7-8pm: Radio Free Pocha Bus Tour #1
8pm: Brian Catling Performance
8:30-9:30pm: Radio Free Pocha Bus Tour #2
Join us this Friday, April 24th as we infect our current exhibition A Journal of the Plague Year with the first West Coast performance by celebrated UK artist Brian Catling and a roving bus tour featuring the radio archive of SF performance artist Guillermo Gómez-Peña.
"Bringing Brian Catling…is like importing a high-grade virus. The city will never recover." (Iain Sinclair)
"Brian Catling's performances, writings and curations offer sardonic poignancy, vivid melodrama and shocking discomforts.

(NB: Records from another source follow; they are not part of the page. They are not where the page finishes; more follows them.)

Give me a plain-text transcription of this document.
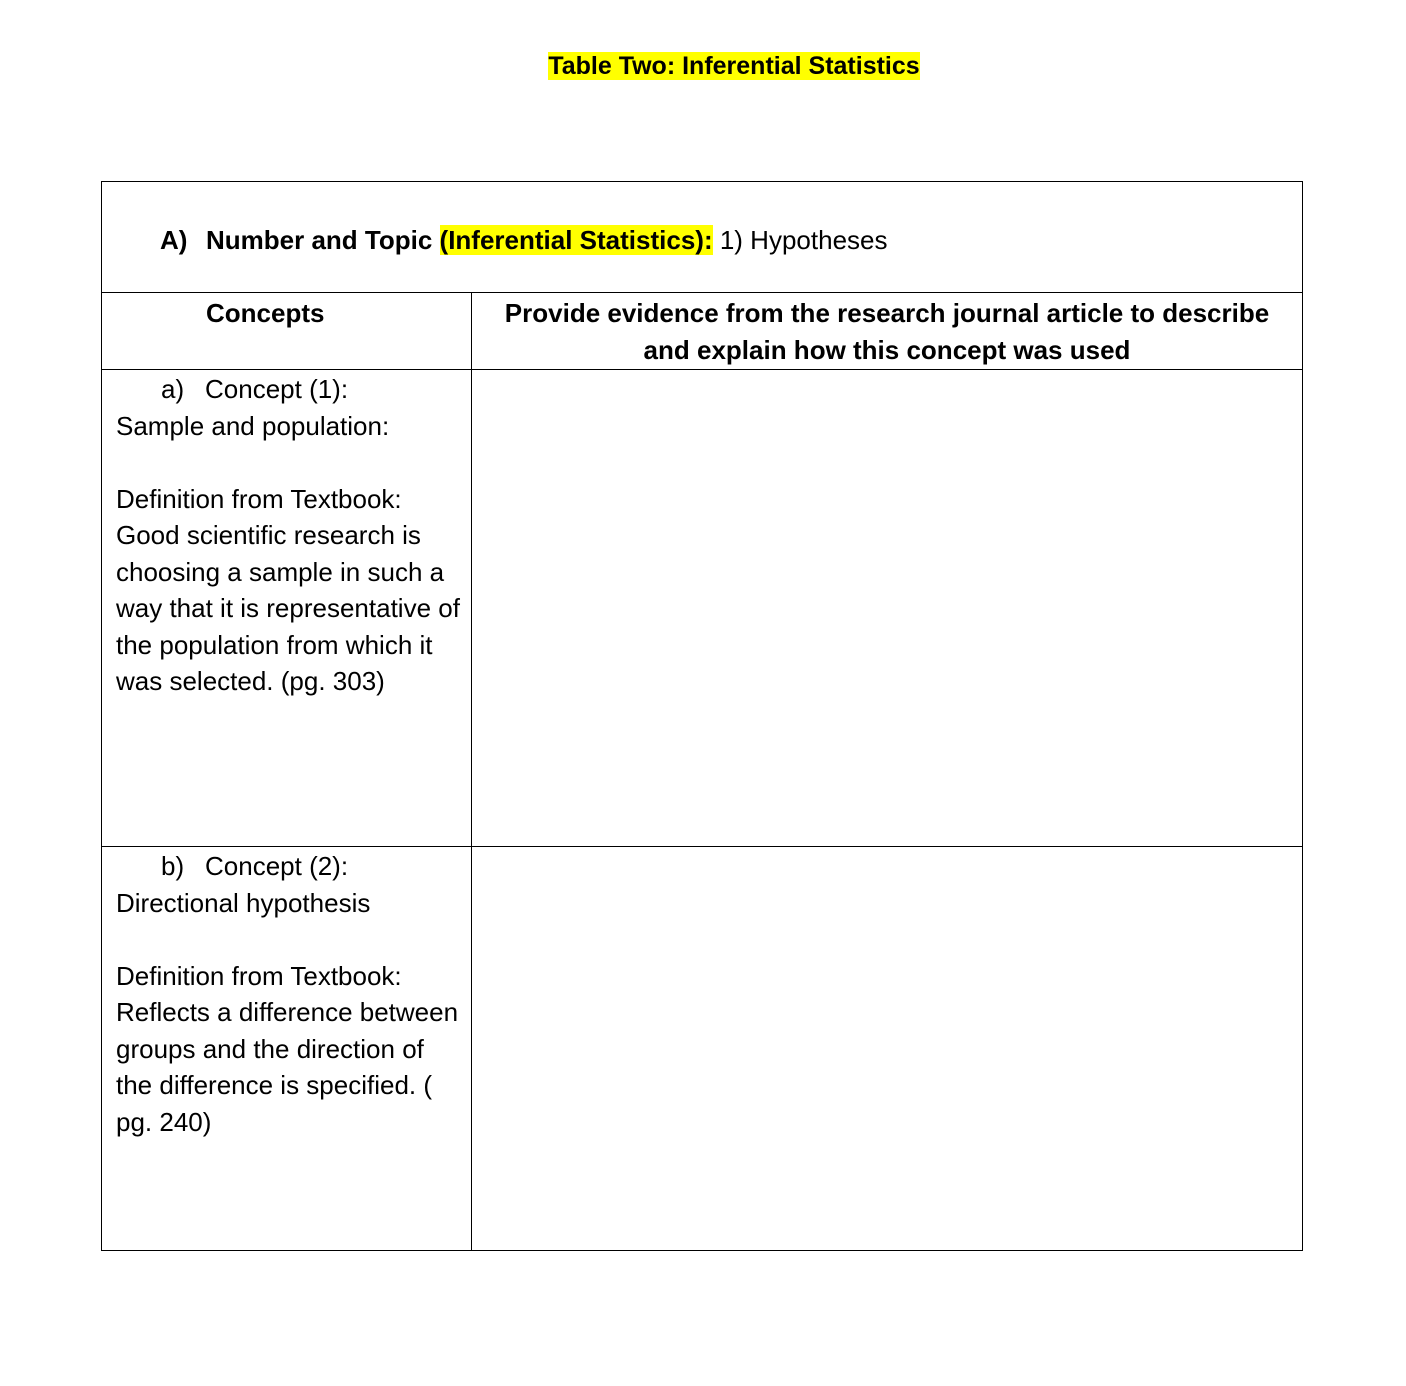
Table Two: Inferential Statistics
A) Number and Topic (Inferential Statistics): 1) Hypotheses	

Concepts	Provide evidence from the research journal article to describe and explain how this concept was used

a) Concept (1):
Sample and population:
Definition from Textbook:
Good scientific research is choosing a sample in such a way that it is representative of the population from which it was selected. (pg. 303)	

b) Concept (2):
Directional hypothesis
Definition from Textbook:
Reflects a difference between groups and the direction of the difference is specified. ( pg. 240)	
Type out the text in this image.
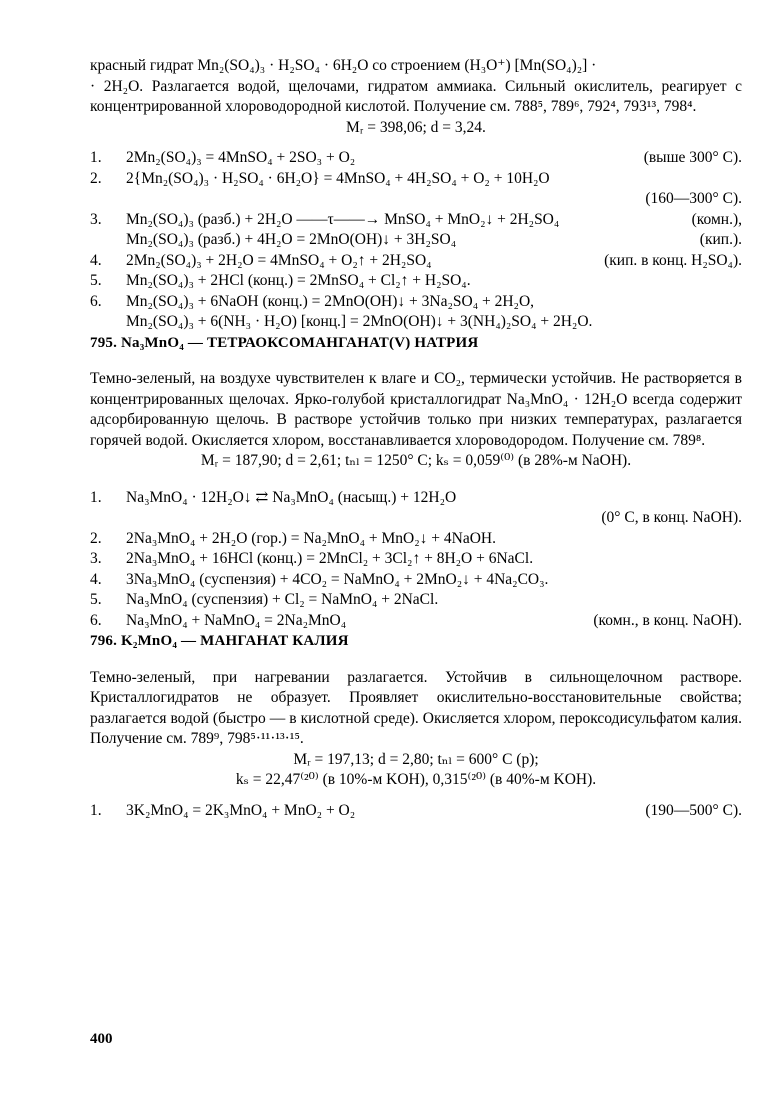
красный гидрат Mn₂(SO₄)₃ · H₂SO₄ · 6H₂O со строением (H₃O⁺) [Mn(SO₄)₂] ·

· 2H₂O. Разлагается водой, щелочами, гидратом аммиака. Сильный окислитель, реагирует с концентрированной хлороводородной кислотой. Получение см. 788⁵, 789⁶, 792⁴, 793¹³, 798⁴.

Mᵣ = 398,06; d = 3,24.

1.	2Mn₂(SO₄)₃ = 4MnSO₄ + 2SO₃ + O₂	(выше 300° C).
2.	2{Mn₂(SO₄)₃ · H₂SO₄ · 6H₂O} = 4MnSO₄ + 4H₂SO₄ + O₂ + 10H₂O

(160—300° C).

3.	Mn₂(SO₄)₃ (разб.) + 2H₂O ——τ——→ MnSO₄ + MnO₂↓ + 2H₂SO₄	(комн.),
Mn₂(SO₄)₃ (разб.) + 4H₂O = 2MnO(OH)↓ + 3H₂SO₄	(кип.).
4.	2Mn₂(SO₄)₃ + 2H₂O = 4MnSO₄ + O₂↑ + 2H₂SO₄	(кип. в конц. H₂SO₄).
5.	Mn₂(SO₄)₃ + 2HCl (конц.) = 2MnSO₄ + Cl₂↑ + H₂SO₄.
6.	Mn₂(SO₄)₃ + 6NaOH (конц.) = 2MnO(OH)↓ + 3Na₂SO₄ + 2H₂O,
Mn₂(SO₄)₃ + 6(NH₃ · H₂O) [конц.] = 2MnO(OH)↓ + 3(NH₄)₂SO₄ + 2H₂O.

795. Na₃MnO₄ — ТЕТРАОКСОМАНГАНАТ(V) НАТРИЯ

Темно-зеленый, на воздухе чувствителен к влаге и CO₂, термически устойчив. Не растворяется в концентрированных щелочах. Ярко-голубой кристаллогидрат Na₃MnO₄ · 12H₂O всегда содержит адсорбированную щелочь. В растворе устойчив только при низких температурах, разлагается горячей водой. Окисляется хлором, восстанавливается хлороводородом. Получение см. 789⁸.

Mᵣ = 187,90; d = 2,61; tₙₗ = 1250° C; kₛ = 0,059⁽⁰⁾ (в 28%-м NaOH).

1.	Na₃MnO₄ · 12H₂O↓ ⇄ Na₃MnO₄ (насыщ.) + 12H₂O

(0° C, в конц. NaOH).

2.	2Na₃MnO₄ + 2H₂O (гор.) = Na₂MnO₄ + MnO₂↓ + 4NaOH.
3.	2Na₃MnO₄ + 16HCl (конц.) = 2MnCl₂ + 3Cl₂↑ + 8H₂O + 6NaCl.
4.	3Na₃MnO₄ (суспензия) + 4CO₂ = NaMnO₄ + 2MnO₂↓ + 4Na₂CO₃.
5.	Na₃MnO₄ (суспензия) + Cl₂ = NaMnO₄ + 2NaCl.
6.	Na₃MnO₄ + NaMnO₄ = 2Na₂MnO₄	(комн., в конц. NaOH).

796. K₂MnO₄ — МАНГАНАТ КАЛИЯ

Темно-зеленый, при нагревании разлагается. Устойчив в сильнощелочном растворе. Кристаллогидратов не образует. Проявляет окислительно-восстановительные свойства; разлагается водой (быстро — в кислотной среде). Окисляется хлором, пероксодисульфатом калия. Получение см. 789⁹, 798⁵·¹¹·¹³·¹⁵.

Mᵣ = 197,13; d = 2,80; tₙₗ = 600° C (p);

kₛ = 22,47⁽²⁰⁾ (в 10%-м KOH), 0,315⁽²⁰⁾ (в 40%-м KOH).

1.	3K₂MnO₄ = 2K₃MnO₄ + MnO₂ + O₂	(190—500° C).
400
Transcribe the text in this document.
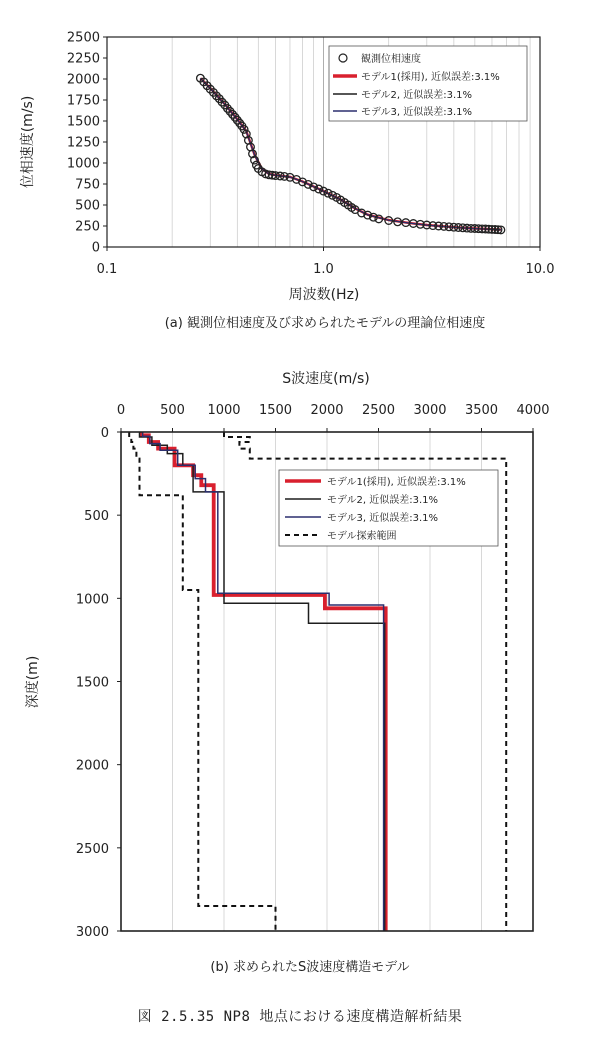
0
250
500
750
1000
1250
1500
1750
2000
2250
2500
0.1	1.0	10.0
位相速度(m/s)
周波数(Hz)
(a) 観測位相速度及び求められたモデルの理論位相速度
観測位相速度
モデル1(採用), 近似誤差:3.1%
モデル2, 近似誤差:3.1%
モデル3, 近似誤差:3.1%
0	500 1000 1500 2000 2500 3000 3500 4000
0
500
1000
1500
2000
2500
3000
S波速度(m/s)
深度(m)
(b) 求められたS波速度構造モデル
モデル1(採用), 近似誤差:3.1%
モデル2, 近似誤差:3.1%
モデル3, 近似誤差:3.1%
モデル探索範囲
図 2.5.35 NP8 地点における速度構造解析結果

He is straight-faced, enigmatic and twinkling, projecting a presence somewhere between hilarity, menace and madness.” (Nick James, editor of Sight and Sound)
Since the 1970’s, Brian Catling has crafted a fierce oeuvre of black comedy, fantasy, and visceral performance that, in the words of the critic Ian Hunt, mount a collective "tirade against the ossification of practices and actions into roles and careers." Alan Moore, author of Watchmen and V For Vendetta, hailed Catling's recently published novel The Vorrh as a "phosphorescent masterpiece."
Students from the San Francisco Art Institute bring us Mexican Bus 2.0. The radio-archive of performance artist Guillermo Gómez-Peña will be broadcast in the spirit of the original Mexican Bus Tour, El Corazon de la Mission. All tours will begin and end at The Lab. Please RSVP here: http://www.eventbrite.com/e/mexican-bus-audio-tour-20-tickets-16603525592
Brian Catling (b.1948, London) is Professor of Fine Art at the Ruskin School of Drawing & Fine Art, University of Oxford. In 2001 he founded the international performance group The Wolf In The Winter. Recent solo performances include Cyclops at the Liverpool Biennial 2010, The Art of the Living Experiment, Liverpool & Grand Rapids 2015, and the alarming Mr. Rapehead at the ICA, London, 2010, which toured to Germany, Holland and Spain. Recent larger solo shows include Antix, Matt’s Gallery, London, 2006, and Brian Catling & the head of ‘Bobby Awl’, Ingleby Gallery, Edinburgh 2008, and Quill Two at Dilston Grove, London, 2011.
Guillermo Gómez-Peña (b. 1978, Mexico City) resides in San Francisco where he is artistic director of La Pocha Nostra. His pioneering work in performance, video, installation, poetry, journalism, photography, cultural theory and radical pedagogy, explores cross-cultural issues, immigration, the politics of language, the politics of the body, “extreme culture” and new technologies. A MacArthur Fellow and American Book Award winner, he is a regular contributor to National Public Ratio, a writer for newspapers and magazines in the US, Mexico, and Europe and a contributing editor to The Drama Review (NYU-MIT). For twenty-five years, Gómez-Peña has contributed to the cultural debates of our times staging legendary performance pieces such as, “Border Brujo” (1998), “The Couple in the Cage” (1992), “The Crucifiction Project” (1994), “Temple of Confessions” (1995), “The Mexterminator Project” (1994), The Living Museum of Fetishized Identities (1999-2002) and the Mapa/Corpo series (2004-2007).